As with I-1631, The Herald Editorial Board recommends that voters approve I-1639 and make its measured and common-sense provisions law.
Among the provisions of I-1639, it would require:
An increase in the age to purchase a “semi-automatic assault weapon” to 21 from 18, bringing the age requirement in line with current state law on the purchase of handguns;
As with the current requirement for pistols, that the purchase of semi-automatic rifles be subject to a background check by local law enforcement agencies as well as the FBI’s National Instant Criminal Background Check System;
A firearm safety training course for gun owners in the last five years to purchase a firearm;
Dealers to charge a $25 fee for purchase or transfer a firearm, with the revenue going toward mental health programs and to reimburse law enforcement costs;
The state to create a process of annual checks that gun owners remain eligible to posses firearms.
A 10-day waiting period to purchase a firearm; and
A safe-storage provision, holding gun owners responsible if a child or other person prohibited from possessing a firearm gets access to and uses an unsafely stored firearm, causing injury or death. Additionally, dealers would be required to offer to sell or give those purchasing a firearm a safe-storage device, such as a trigger lock.
Beyond the musty slippery-slope argument that any legislation regarding firearms safety represents a dangerous erosion of Second Amendment rights, opponents of the initiative have focused primarily on the increase in the age to purchase a semi-automatic rifle and the safe-storage requirement.
Opponents complain that the safe-storage provision could endanger those who need quick access to their guns for self-defense. But, at least in the case of trigger locks, those devices can easily be removed in seconds.
What trigger locks, gun safes and other storage would provide is greater safety, especially in homes with children.

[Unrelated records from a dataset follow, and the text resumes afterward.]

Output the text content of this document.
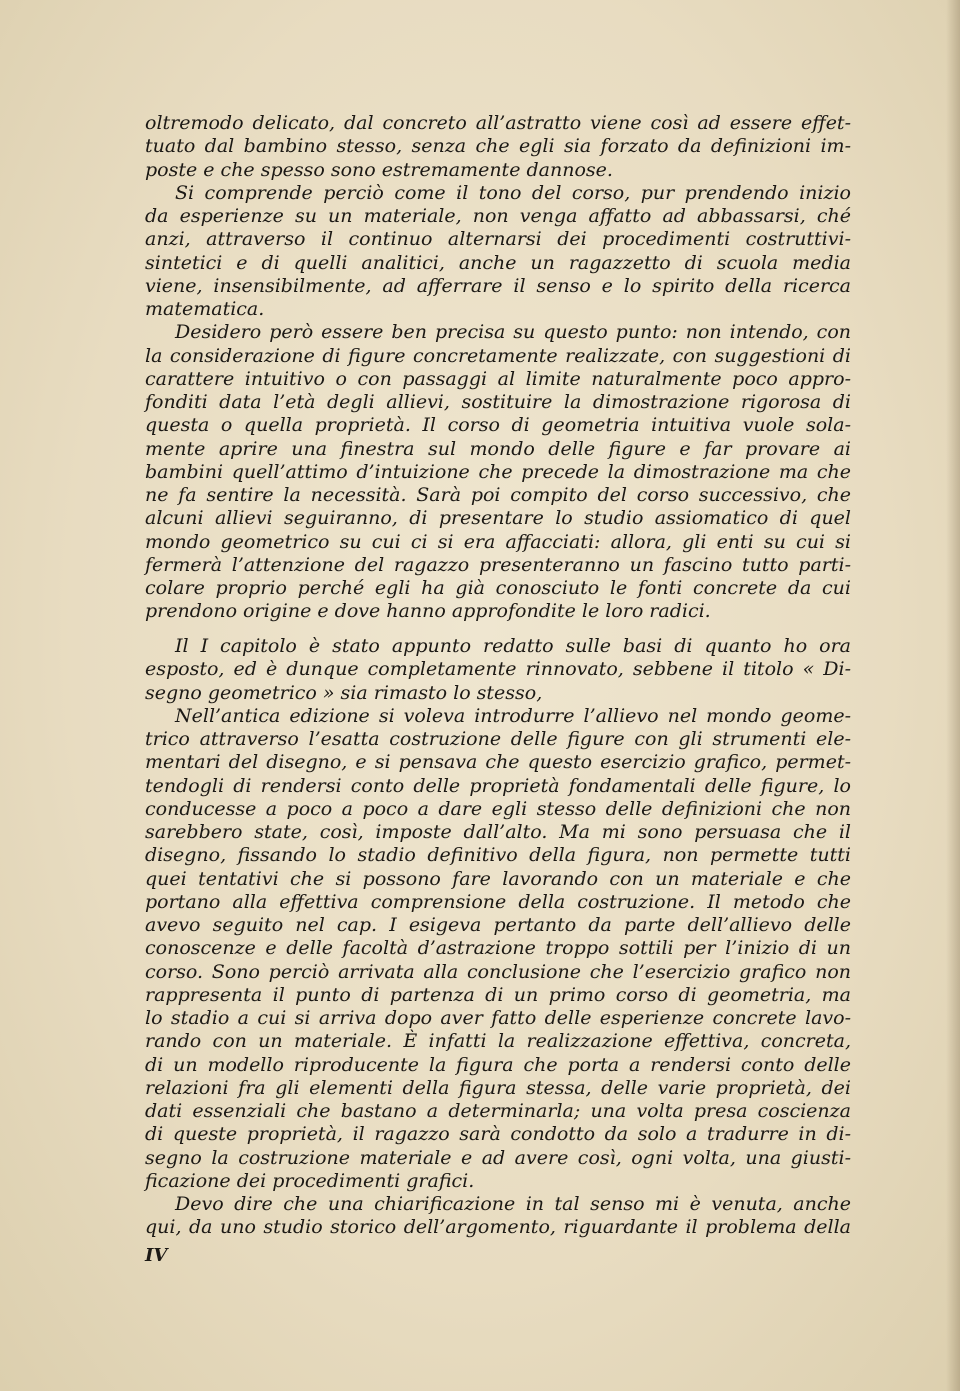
oltremodo delicato, dal concreto all’astratto viene così ad essere effet-
tuato dal bambino stesso, senza che egli sia forzato da definizioni im-
poste e che spesso sono estremamente dannose.
Si comprende perciò come il tono del corso, pur prendendo inizio
da esperienze su un materiale, non venga affatto ad abbassarsi, ché
anzi, attraverso il continuo alternarsi dei procedimenti costruttivi-
sintetici e di quelli analitici, anche un ragazzetto di scuola media
viene, insensibilmente, ad afferrare il senso e lo spirito della ricerca
matematica.
Desidero però essere ben precisa su questo punto: non intendo, con
la considerazione di figure concretamente realizzate, con suggestioni di
carattere intuitivo o con passaggi al limite naturalmente poco appro-
fonditi data l’età degli allievi, sostituire la dimostrazione rigorosa di
questa o quella proprietà. Il corso di geometria intuitiva vuole sola-
mente aprire una finestra sul mondo delle figure e far provare ai
bambini quell’attimo d’intuizione che precede la dimostrazione ma che
ne fa sentire la necessità. Sarà poi compito del corso successivo, che
alcuni allievi seguiranno, di presentare lo studio assiomatico di quel
mondo geometrico su cui ci si era affacciati: allora, gli enti su cui si
fermerà l’attenzione del ragazzo presenteranno un fascino tutto parti-
colare proprio perché egli ha già conosciuto le fonti concrete da cui
prendono origine e dove hanno approfondite le loro radici.
Il I capitolo è stato appunto redatto sulle basi di quanto ho ora
esposto, ed è dunque completamente rinnovato, sebbene il titolo « Di-
segno geometrico » sia rimasto lo stesso,
Nell’antica edizione si voleva introdurre l’allievo nel mondo geome-
trico attraverso l’esatta costruzione delle figure con gli strumenti ele-
mentari del disegno, e si pensava che questo esercizio grafico, permet-
tendogli di rendersi conto delle proprietà fondamentali delle figure, lo
conducesse a poco a poco a dare egli stesso delle definizioni che non
sarebbero state, così, imposte dall’alto. Ma mi sono persuasa che il
disegno, fissando lo stadio definitivo della figura, non permette tutti
quei tentativi che si possono fare lavorando con un materiale e che
portano alla effettiva comprensione della costruzione. Il metodo che
avevo seguito nel cap. I esigeva pertanto da parte dell’allievo delle
conoscenze e delle facoltà d’astrazione troppo sottili per l’inizio di un
corso. Sono perciò arrivata alla conclusione che l’esercizio grafico non
rappresenta il punto di partenza di un primo corso di geometria, ma
lo stadio a cui si arriva dopo aver fatto delle esperienze concrete lavo-
rando con un materiale. È infatti la realizzazione effettiva, concreta,
di un modello riproducente la figura che porta a rendersi conto delle
relazioni fra gli elementi della figura stessa, delle varie proprietà, dei
dati essenziali che bastano a determinarla; una volta presa coscienza
di queste proprietà, il ragazzo sarà condotto da solo a tradurre in di-
segno la costruzione materiale e ad avere così, ogni volta, una giusti-
ficazione dei procedimenti grafici.
Devo dire che una chiarificazione in tal senso mi è venuta, anche
qui, da uno studio storico dell’argomento, riguardante il problema della
IV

In 2015, 1,458 U.S. children under the age of 18 were killed by firearms, according to figures from the Centers for Disease Control and Prevention. Of those, 566 — nearly 39 percent— were recorded as suicide. Another 7,537 children sustained nonfatal injuries from guns.

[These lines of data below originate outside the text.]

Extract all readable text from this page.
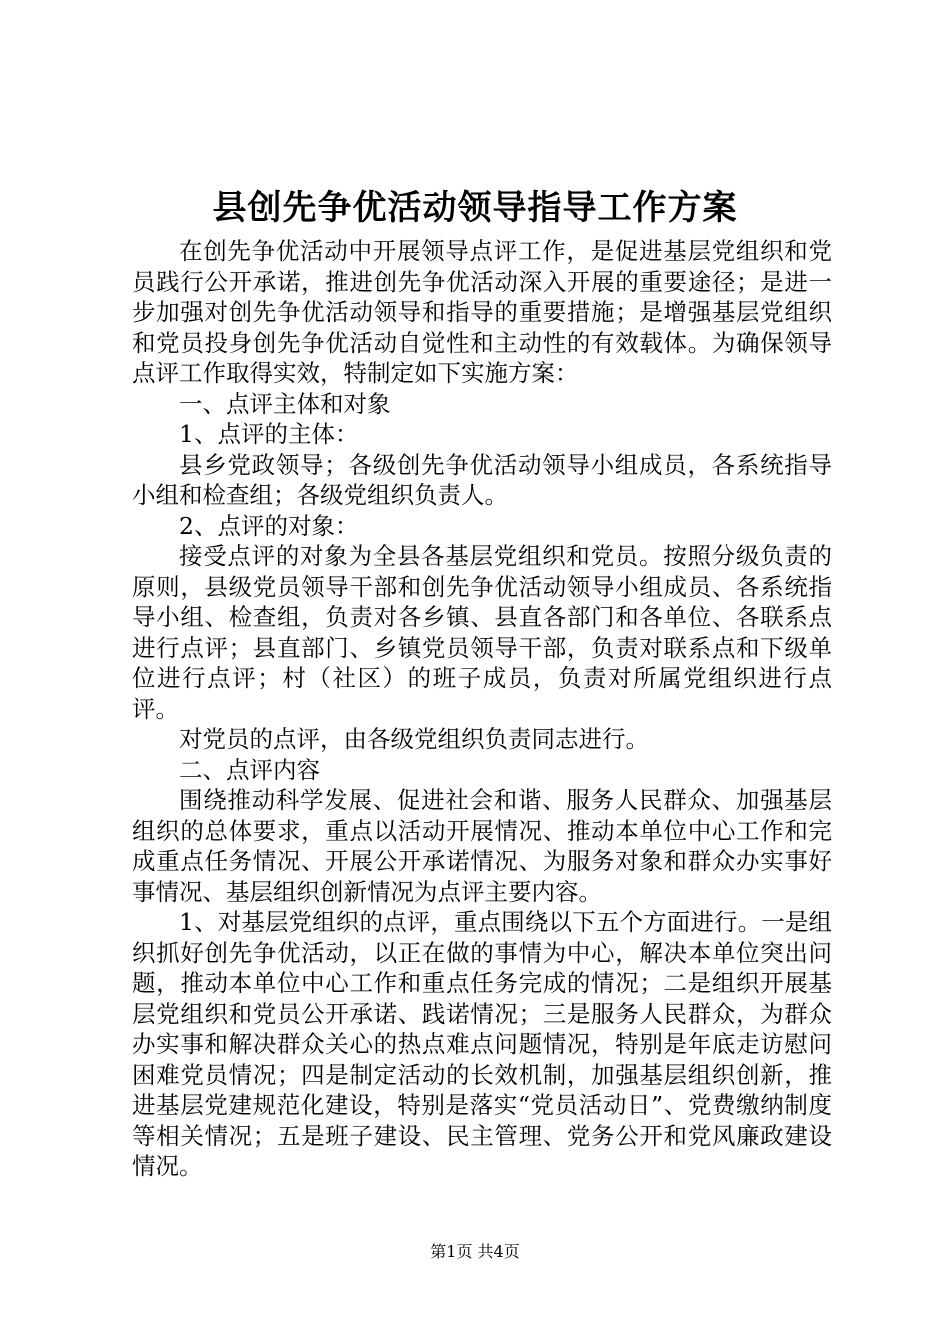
县创先争优活动领导指导工作方案

在创先争优活动中开展领导点评工作，是促进基层党组织和党员践行公开承诺，推进创先争优活动深入开展的重要途径；是进一步加强对创先争优活动领导和指导的重要措施；是增强基层党组织和党员投身创先争优活动自觉性和主动性的有效载体。为确保领导点评工作取得实效，特制定如下实施方案：

一、点评主体和对象

1、点评的主体：

县乡党政领导；各级创先争优活动领导小组成员，各系统指导小组和检查组；各级党组织负责人。

2、点评的对象：

接受点评的对象为全县各基层党组织和党员。按照分级负责的原则，县级党员领导干部和创先争优活动领导小组成员、各系统指导小组、检查组，负责对各乡镇、县直各部门和各单位、各联系点进行点评；县直部门、乡镇党员领导干部，负责对联系点和下级单位进行点评；村（社区）的班子成员，负责对所属党组织进行点评。

对党员的点评，由各级党组织负责同志进行。

二、点评内容

围绕推动科学发展、促进社会和谐、服务人民群众、加强基层组织的总体要求，重点以活动开展情况、推动本单位中心工作和完成重点任务情况、开展公开承诺情况、为服务对象和群众办实事好事情况、基层组织创新情况为点评主要内容。

1、对基层党组织的点评，重点围绕以下五个方面进行。一是组织抓好创先争优活动，以正在做的事情为中心，解决本单位突出问题，推动本单位中心工作和重点任务完成的情况；二是组织开展基层党组织和党员公开承诺、践诺情况；三是服务人民群众，为群众办实事和解决群众关心的热点难点问题情况，特别是年底走访慰问困难党员情况；四是制定活动的长效机制，加强基层组织创新，推进基层党建规范化建设，特别是落实“党员活动日”、党费缴纳制度等相关情况；五是班子建设、民主管理、党务公开和党风廉政建设情况。

第1页 共4页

Opponents also try to reason that those over 18 and under 21 are considered to be adults and should be afforded the same rights. But this state already made the determination that the age limit of 21 is necessary for the purchase of handguns. And the same age limit is set for the consumption of alcohol and marijuana.

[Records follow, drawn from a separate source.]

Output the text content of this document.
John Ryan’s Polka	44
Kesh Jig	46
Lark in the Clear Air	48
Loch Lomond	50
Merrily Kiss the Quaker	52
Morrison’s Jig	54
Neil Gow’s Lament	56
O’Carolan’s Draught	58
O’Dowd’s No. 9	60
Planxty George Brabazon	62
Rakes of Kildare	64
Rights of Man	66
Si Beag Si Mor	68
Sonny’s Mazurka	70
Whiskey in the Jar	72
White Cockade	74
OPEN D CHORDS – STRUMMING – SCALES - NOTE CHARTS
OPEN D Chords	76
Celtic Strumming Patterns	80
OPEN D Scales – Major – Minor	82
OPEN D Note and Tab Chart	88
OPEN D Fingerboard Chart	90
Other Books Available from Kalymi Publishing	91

Voters should note that the law does not prohibit the possession of firearms by those 18 to 21; those 18 and older can possess firearms in the home or place of business or while hunting or target shooting at a range. Nor does the initiative change state law that allows those under 18 to handle a firearm for huting and smiliar purposes.
Supporters point to research that shows that a disproportionate number of firearm homicides are committed by those 18 to 20 years of age.
And while opponents often claim that such measures wouldn’t have prevented a particular tragedy, Paul Kramer of Mukilteo, a citizen sponsor of the initiative said he thinks this law would have made a difference for his family and other families in Mukilteo.
Kramer is the father of a young man who was grievously wounded at a house party in Mukilteo in 2016 where three people died at the hands of Allen Christopher Ivanov. Ivanov was 19 when he went to the party, saw an ex-girlfriend with another young man, then returned to his car to retrieve a newly purchased semi-automatic assault-style weapon.
It was necessary for Ivanov to read the directions that came with the rifle before beginning his rampage.
“No family should have to experience the tragedy of losing a child to a senseless act of gun violence,” Kramer told the editorial board. “No kid should have to worry about being shot when they get together with their friends or when they go to school.”
Should I-1639 pass — and a recent Crosscut/Elway poll reported the initiative had 59 percent support as of Oct. 9 — it is likely to face legal challenges, as it did before the state Supreme Court this summer. But voters should not let that uncertainty keep them from voicing their support for necessary firearms safety legislation.
If a court challenge is successful, the initiative’s margin of electoral victory should provide ample reason for state lawmakers to adopt I-1639’s provisions as law.
Lawmakers would have no better measurement of public support than those results.